When it arrived, I could not wait to open its beautiful cover, and luckily, my teenaged daughter was with me, so we sat down together and had a “true experience” (her words, not mine). Crushing is the story of two people looking for a love connection. Although this story is told in silence (wordless graphic novel), the intricate details in Burrow’s beautiful art tells a multi-layered story. As my daughter and I leisurely flipped through the pages (so as not to miss the smallest of details in this beautiful work of art), we talked (actually, I did the listening). When I asked her questions about certain images, she began to tell me the story through her eyes. What a wonderful practice for inference-making and, more importantly, what a way to learn more about my own child’s thinking! Burrow’s book touches on some important talking points: the often-false marketing of “love” as the model for “true love”, the cons of communicating through phones (texting), the dangers of bullying, the process of learning to be alone, and finding joy in the small things.

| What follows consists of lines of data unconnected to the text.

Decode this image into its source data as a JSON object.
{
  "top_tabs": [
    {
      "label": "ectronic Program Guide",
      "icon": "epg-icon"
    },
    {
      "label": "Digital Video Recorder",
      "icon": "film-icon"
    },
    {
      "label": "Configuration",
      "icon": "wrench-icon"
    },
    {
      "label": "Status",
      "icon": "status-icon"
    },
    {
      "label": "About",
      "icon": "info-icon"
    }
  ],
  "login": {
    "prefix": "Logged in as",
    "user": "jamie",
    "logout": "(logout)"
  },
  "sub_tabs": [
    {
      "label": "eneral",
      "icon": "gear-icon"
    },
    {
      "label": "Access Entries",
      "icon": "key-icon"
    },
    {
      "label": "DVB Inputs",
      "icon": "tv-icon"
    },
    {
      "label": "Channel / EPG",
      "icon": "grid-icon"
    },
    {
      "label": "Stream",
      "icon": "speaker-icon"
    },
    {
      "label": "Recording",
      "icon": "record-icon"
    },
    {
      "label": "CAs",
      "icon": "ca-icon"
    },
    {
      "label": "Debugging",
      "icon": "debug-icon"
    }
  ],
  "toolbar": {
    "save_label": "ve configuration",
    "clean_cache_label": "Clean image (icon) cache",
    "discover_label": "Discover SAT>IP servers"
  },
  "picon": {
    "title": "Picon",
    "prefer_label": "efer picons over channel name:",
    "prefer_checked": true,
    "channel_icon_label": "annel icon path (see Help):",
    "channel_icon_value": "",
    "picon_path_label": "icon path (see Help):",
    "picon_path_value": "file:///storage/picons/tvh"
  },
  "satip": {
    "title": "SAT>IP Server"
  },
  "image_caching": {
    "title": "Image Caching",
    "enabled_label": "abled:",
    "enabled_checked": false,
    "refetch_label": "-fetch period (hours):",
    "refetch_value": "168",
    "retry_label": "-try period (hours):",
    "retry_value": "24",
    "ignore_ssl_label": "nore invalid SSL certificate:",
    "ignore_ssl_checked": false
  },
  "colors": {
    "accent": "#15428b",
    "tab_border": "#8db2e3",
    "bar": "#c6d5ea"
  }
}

I have realized something important about graphic novels. One of most favorite parts of this type of text is the Author’s Note. I had this epiphany while reading Hey, Kiddo. There is something amazing about reading the story behind the graphics, and many times, I end up with crocodile tears in my eyes once I finish this often-missed treasure of text. This is where the power lies—in hearing other peoples’ stories and witnessing their challenges and inspiring tales of perseverance. This book was no exception to my realization. The dilemma, I find, is not whether to read the Author’s Note, but WHEN to read it. Do I enjoy it first (setting the stage for reading?). Or do I leave it until the end of the novel, allowing me to check how deeply I have comprehended? Have I missed parts of the book and now the pieces are coming together? Yes, this is the madness that brews in the mind of an avid reader, and, with any hope, I can pass this along to my daughter and students with whom I work. This time, I saved it for last, and my daughter agreed we made the right decision. Waiting was an added bonus to “The Great Experience,” as I now call reading with my daughter. We learned about the author’s purpose of writing her book as we read Sophie’s story, and it was no surprise this author wrote her first novel during the time of COVID. Elena, my daughter, exclaimed, “Oh, we should have known!” and then started flipping back to show me the text evidence (again, her words, not mine) that was provided. This gave the book a whole new “look” at this point. Elena and I were able to talk about what Sophie shared about “drowning” during the pandemic, and the feeling she had of loneliness and despair. It was cathartic for both of us, and it gave us important mother/daughter time to talk about challenges in life.
As I the packed my briefcase for work the next day at the university, I excitedly placed Crushing in my bag. And the following day, I had a whole new “Great Experience” with a class of 25 pre-service teachers. This is the power of community and the power of sharing books. Thanks, Andy. I am so grateful for all we share with our “book” family.